Accoudée au comptoir, je remarque que ma jambe se meut frénétiquement. Je réfléchis à vive allure, essayant d’accoler les morceaux de Simon et de cet homme près de moi. Pourquoi Simon me demande de me taire ? Et si je ne suivais pas ses conseils, casserais-je ma rencontre avec l’homme à ma droite, ce bel inconnu intriguant et séduisant ? Il me poserait des questions sur le lien entre Simon et moi, et s’il apprenait que nous nous sommes embrassés, peut-être cela changerait tout et il n’y aura sûrement aucune possibilité d’une quelconque relation entre lui et moi.

Je ris intérieurement : relation entre lui et moi ! Où vais-je ? Lui et moi ? Un homme de son âge et moi ? Quel avenir ?

L’Anglais me coupe dans mes songes :

— Vous connaissez-vous avec mon ami ?

— Pardon ?

Il a remarqué mon étonnement ! Perdre du temps et trouver une manière de détourner son attention. Ne rien laisser paraître sur mon visage. Je me remémorise les leçons apprises par Lauren sur la séduction : être vague sur ma personnalité. Créer l’ambiguïté pour qu’il ne se doute de rien. Le mystère attire l’homme.

— Connaissez-vous mon ami qui vient de partir ?

— Non, pourquoi dites-vous cela ?

— Votre expression du visage. On aurait dit que vous étiez surprise.

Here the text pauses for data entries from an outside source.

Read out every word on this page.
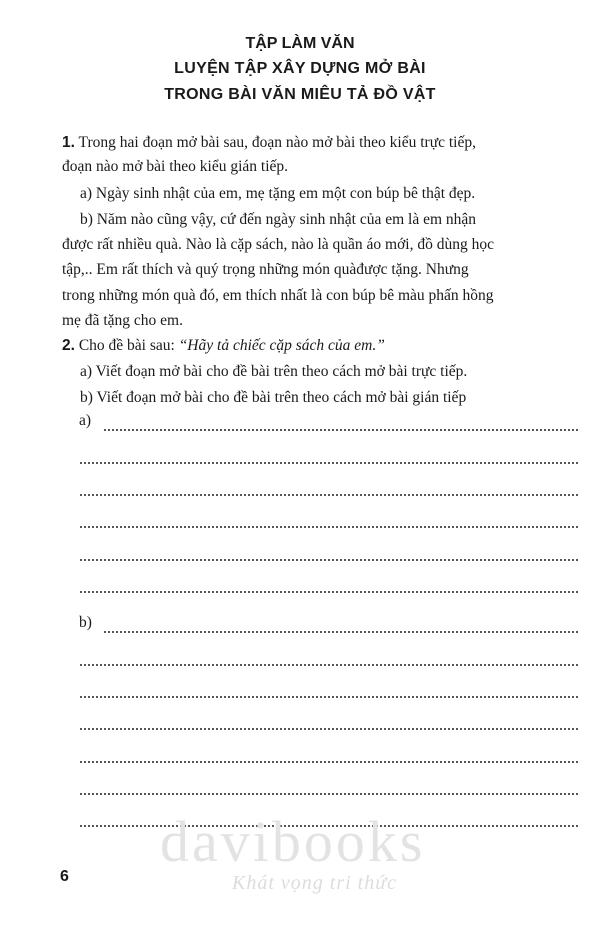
TẬP LÀM VĂN
LUYỆN TẬP XÂY DỰNG MỞ BÀI
TRONG BÀI VĂN MIÊU TẢ ĐỒ VẬT
1. Trong hai đoạn mở bài sau, đoạn nào mở bài theo kiểu trực tiếp,
đoạn nào mở bài theo kiểu gián tiếp.
a) Ngày sinh nhật của em, mẹ tặng em một con búp bê thật đẹp.
b) Năm nào cũng vậy, cứ đến ngày sinh nhật của em là em nhận
được rất nhiều quà. Nào là cặp sách, nào là quần áo mới, đồ dùng học
tập,.. Em rất thích và quý trọng những món quàđược tặng. Nhưng
trong những món quà đó, em thích nhất là con búp bê màu phấn hồng
mẹ đã tặng cho em.
2. Cho đề bài sau: “Hãy tả chiếc cặp sách của em.”
a) Viết đoạn mở bài cho đề bài trên theo cách mở bài trực tiếp.
b) Viết đoạn mở bài cho đề bài trên theo cách mở bài gián tiếp
a)
b)
davibooks
Khát vọng tri thức
6
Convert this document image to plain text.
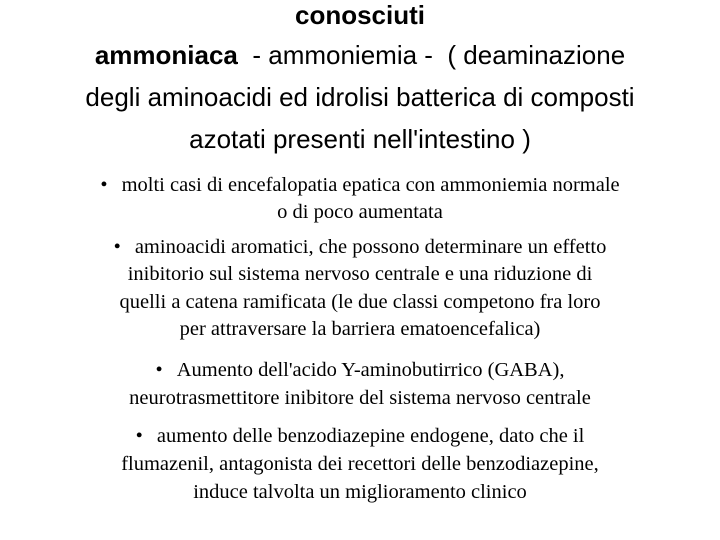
conosciuti

ammoniaca  - ammoniemia -  ( deaminazione

degli aminoacidi ed idrolisi batterica di composti

azotati presenti nell'intestino )

• molti casi di encefalopatia epatica con ammoniemia normale

o di poco aumentata

• aminoacidi aromatici, che possono determinare un effetto

inibitorio sul sistema nervoso centrale e una riduzione di

quelli a catena ramificata (le due classi competono fra loro

per attraversare la barriera ematoencefalica)

• Aumento dell'acido Y-aminobutirrico (GABA),

neurotrasmettitore inibitore del sistema nervoso centrale

• aumento delle benzodiazepine endogene, dato che il

flumazenil, antagonista dei recettori delle benzodiazepine,

induce talvolta un miglioramento clinico
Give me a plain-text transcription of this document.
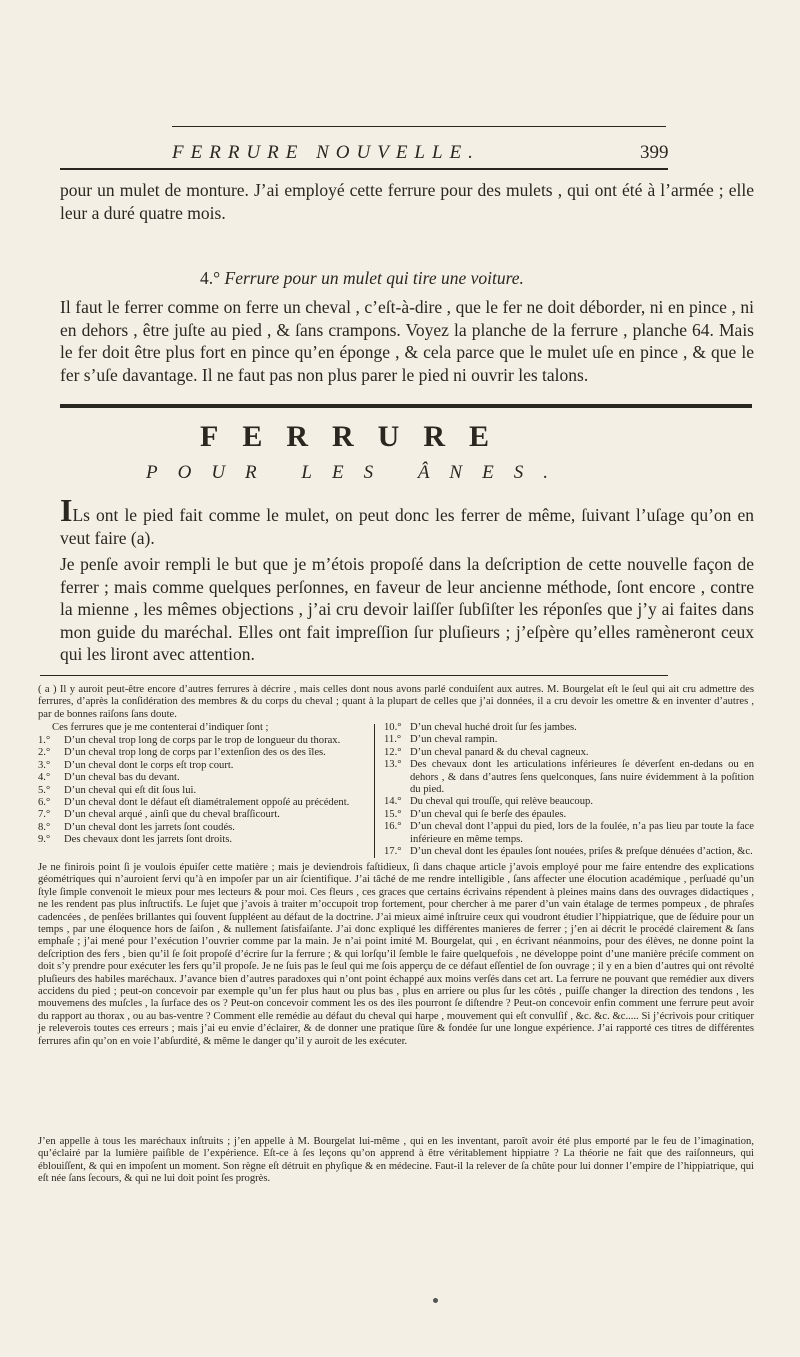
FERRURE NOUVELLE.	399
pour un mulet de monture. J’ai employé cette ferrure pour des mulets , qui ont été à l’armée ; elle leur a duré quatre mois.
4.° Ferrure pour un mulet qui tire une voiture.
Il faut le ferrer comme on ferre un cheval , c’eſt-à-dire , que le fer ne doit déborder, ni en pince , ni en dehors , être juſte au pied , & ſans crampons. Voyez la planche de la ferrure , planche 64. Mais le fer doit être plus fort en pince qu’en éponge , & cela parce que le mulet uſe en pince , & que le fer s’uſe davantage. Il ne faut pas non plus parer le pied ni ouvrir les talons.
FERRURE
POUR LES ÂNES.
ILs ont le pied fait comme le mulet, on peut donc les ferrer de même, ſuivant l’uſage qu’on en veut faire (a).
Je penſe avoir rempli le but que je m’étois propoſé dans la deſcription de cette nouvelle façon de ferrer ; mais comme quelques perſonnes, en faveur de leur ancienne méthode, ſont encore , contre la mienne , les mêmes objections , j’ai cru devoir laiſſer ſubſiſter les réponſes que j’y ai faites dans mon guide du maréchal. Elles ont fait impreſſion ſur pluſieurs ; j’eſpère qu’elles ramèneront ceux qui les liront avec attention.
( a ) Il y auroit peut-être encore d’autres ferrures à décrire , mais celles dont nous avons parlé conduiſent aux autres. M. Bourgelat eſt le ſeul qui ait cru admettre des ferrures, d’après la conſidération des membres & du corps du cheval ; quant à la plupart de celles que j’ai données, il a cru devoir les omettre & en inventer d’autres , par de bonnes raiſons ſans doute.
Ces ferrures que je me contenterai d’indiquer ſont ;
1.°	D’un cheval trop long de corps par le trop de longueur du thorax.
2.°	D’un cheval trop long de corps par l’extenſion des os des îles.
3.°	D’un cheval dont le corps eſt trop court.
4.°	D’un cheval bas du devant.
5.°	D’un cheval qui eſt dit ſous lui.
6.°	D’un cheval dont le défaut eſt diamétralement oppoſé au précédent.
7.°	D’un cheval arqué , ainſi que du cheval braſſicourt.
8.°	D’un cheval dont les jarrets ſont coudés.
9.°	Des chevaux dont les jarrets ſont droits.
10.° D’un cheval huché droit ſur ſes jambes.
11.° D’un cheval rampin.
12.° D’un cheval panard & du cheval cagneux.
13.° Des chevaux dont les articulations inférieures ſe déverſent en-dedans ou en dehors , & dans d’autres ſens quelconques, ſans nuire évidemment à la poſition du pied.
14.° Du cheval qui trouſſe, qui relève beaucoup.
15.° D’un cheval qui ſe berſe des épaules.
16.° D’un cheval dont l’appui du pied, lors de la foulée, n’a pas lieu par toute la face inférieure en même temps.
17.° D’un cheval dont les épaules ſont nouées, priſes & preſque dénuées d’action, &c.
Je ne finirois point ſi je voulois épuiſer cette matière ; mais je deviendrois faſtidieux, ſi dans chaque article j’avois employé pour me faire entendre des explications géométriques qui n’auroient ſervi qu’à en impoſer par un air ſcientifique. J’ai tâché de me rendre intelligible , ſans affecter une élocution académique , perſuadé qu’un ſtyle ſimple convenoit le mieux pour mes lecteurs & pour moi. Ces fleurs , ces graces que certains écrivains répendent à pleines mains dans des ouvrages didactiques , ne les rendent pas plus inſtructifs. Le ſujet que j’avois à traiter m’occupoit trop fortement, pour chercher à me parer d’un vain étalage de termes pompeux , de phraſes cadencées , de penſées brillantes qui ſouvent ſuppléent au défaut de la doctrine. J’ai mieux aimé inſtruire ceux qui voudront étudier l’hippiatrique, que de ſéduire pour un temps , par une éloquence hors de ſaiſon , & nullement ſatisfaiſante. J’ai donc expliqué les différentes manieres de ferrer ; j’en ai décrit le procédé clairement & ſans emphaſe ; j’ai mené pour l’exécution l’ouvrier comme par la main. Je n’ai point imité M. Bourgelat, qui , en écrivant néanmoins, pour des élèves, ne donne point la deſcription des fers , bien qu’il ſe ſoit propoſé d’écrire ſur la ferrure ; & qui lorſqu’il ſemble le faire quelquefois , ne développe point d’une manière préciſe comment on doit s’y prendre pour exécuter les fers qu’il propoſe. Je ne ſuis pas le ſeul qui me ſois apperçu de ce défaut eſſentiel de ſon ouvrage ; il y en a bien d’autres qui ont révolté pluſieurs des habiles maréchaux. J’avance bien d’autres paradoxes qui n’ont point échappé aux moins verſés dans cet art. La ferrure ne pouvant que remédier aux divers accidens du pied ; peut-on concevoir par exemple qu’un fer plus haut ou plus bas , plus en arriere ou plus ſur les côtés , puiſſe changer la direction des tendons , les mouvemens des muſcles , la ſurface des os ? Peut-on concevoir comment les os des iles pourront ſe diſtendre ? Peut-on concevoir enfin comment une ferrure peut avoir du rapport au thorax , ou au bas-ventre ? Comment elle remédie au défaut du cheval qui harpe , mouvement qui eſt convulſif , &c. &c. &c..... Si j’écrivois pour critiquer je releverois toutes ces erreurs ; mais j’ai eu envie d’éclairer, & de donner une pratique ſûre & fondée ſur une longue expérience. J’ai rapporté ces titres de différentes ferrures afin qu’on en voie l’abſurdité, & même le danger qu’il y auroit de les exécuter.
J’en appelle à tous les maréchaux inſtruits ; j’en appelle à M. Bourgelat lui-même , qui en les inventant, paroît avoir été plus emporté par le feu de l’imagination, qu’éclairé par la lumière paiſible de l’expérience. Eſt-ce à ſes leçons qu’on apprend à être véritablement hippiatre ? La théorie ne fait que des raiſonneurs, qui éblouiſſent, & qui en impoſent un moment. Son règne eſt détruit en phyſique & en médecine. Faut-il la relever de ſa chûte pour lui donner l’empire de l’hippiatrique, qui eſt née ſans ſecours, & qui ne lui doit point ſes progrès.
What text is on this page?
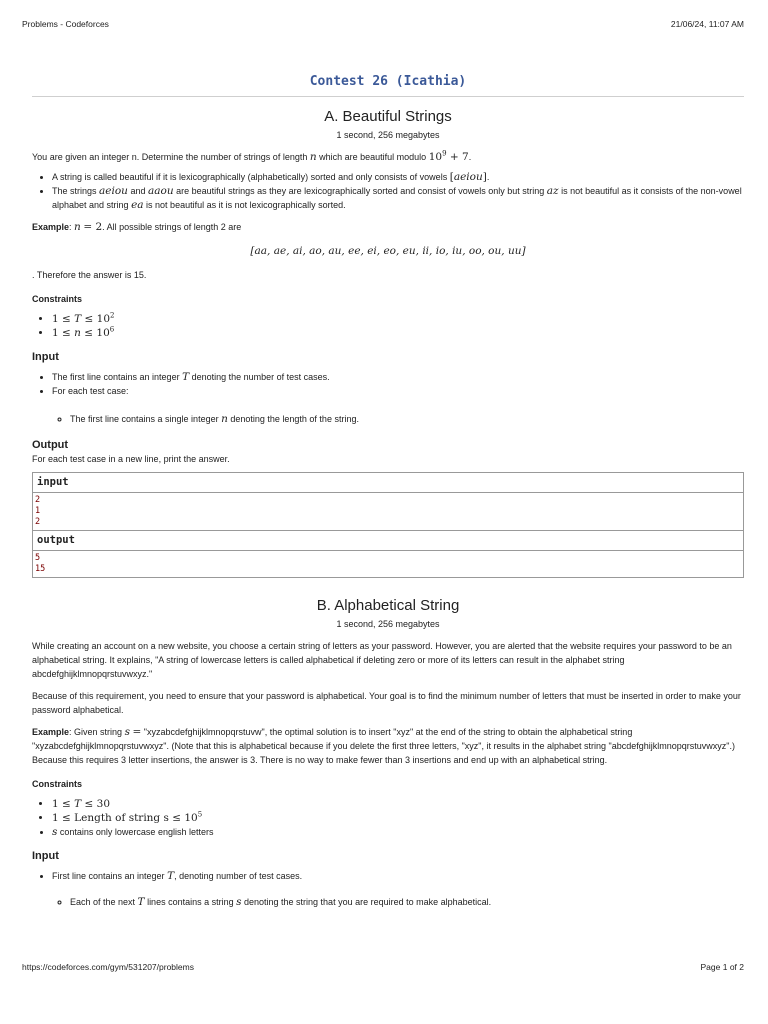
Problems - Codeforces	21/06/24, 11:07 AM
Contest 26 (Icathia)
A. Beautiful Strings
1 second, 256 megabytes

You are given an integer n. Determine the number of strings of length n which are beautiful modulo $10^9 + 7$.

• A string is called beautiful if it is lexicographically (alphabetically) sorted and only consists of vowels [aeiou].
• The strings aeiou and aaou are beautiful strings as they are lexicographically sorted and consist of vowels only but string az is not beautiful as it consists of the non-vowel alphabet and string ea is not beautiful as it is not lexicographically sorted.

Example: n = 2. All possible strings of length 2 are

[aa, ae, ai, ao, au, ee, ei, eo, eu, ii, io, iu, oo, ou, uu]

. Therefore the answer is 15.

Constraints
• $1 \le T \le 10^2$
• $1 \le n \le 10^6$
Input
• The first line contains an integer T denoting the number of test cases.
• For each test case:
◦ The first line contains a single integer n denoting the length of the string.
Output
For each test case in a new line, print the answer.
input
2
1
2
output
5
15
B. Alphabetical String
1 second, 256 megabytes

While creating an account on a new website, you choose a certain string of letters as your password. However, you are alerted that the website requires your password to be an alphabetical string. It explains, "A string of lowercase letters is called alphabetical if deleting zero or more of its letters can result in the alphabet string abcdefghijklmnopqrstuvwxyz."

Because of this requirement, you need to ensure that your password is alphabetical. Your goal is to find the minimum number of letters that must be inserted in order to make your password alphabetical.

Example: Given string s = "xyzabcdefghijklmnopqrstuvw", the optimal solution is to insert "xyz" at the end of the string to obtain the alphabetical string "xyzabcdefghijklmnopqrstuvwxyz". (Note that this is alphabetical because if you delete the first three letters, "xyz", it results in the alphabet string "abcdefghijklmnopqrstuvwxyz".) Because this requires 3 letter insertions, the answer is 3. There is no way to make fewer than 3 insertions and end up with an alphabetical string.

Constraints
• 1 ≤ T ≤ 30
• 1 ≤ Length of string $s \le 10^5$
• s contains only lowercase english letters
Input
• First line contains an integer T, denoting number of test cases.
◦ Each of the next T lines contains a string s denoting the string that you are required to make alphabetical.
https://codeforces.com/gym/531207/problems	Page 1 of 2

Séduite, je crois que mon cœur loupe un battement.

— Sans blague, vous savez lire le non-verbal ? dis-je entre sarcasme et fascination.

Sans prendre le temps de me répondre, il prend une gorgée de son whisky. Ses yeux attendent, eux, une demande à laquelle je n’ai pas répondu. Cet homme est incroyable, ses émotions, ses questionnements et ses pensées ne traversent que par son regard. Rien ne bouge, rien ne s’exprime autre que par ses yeux.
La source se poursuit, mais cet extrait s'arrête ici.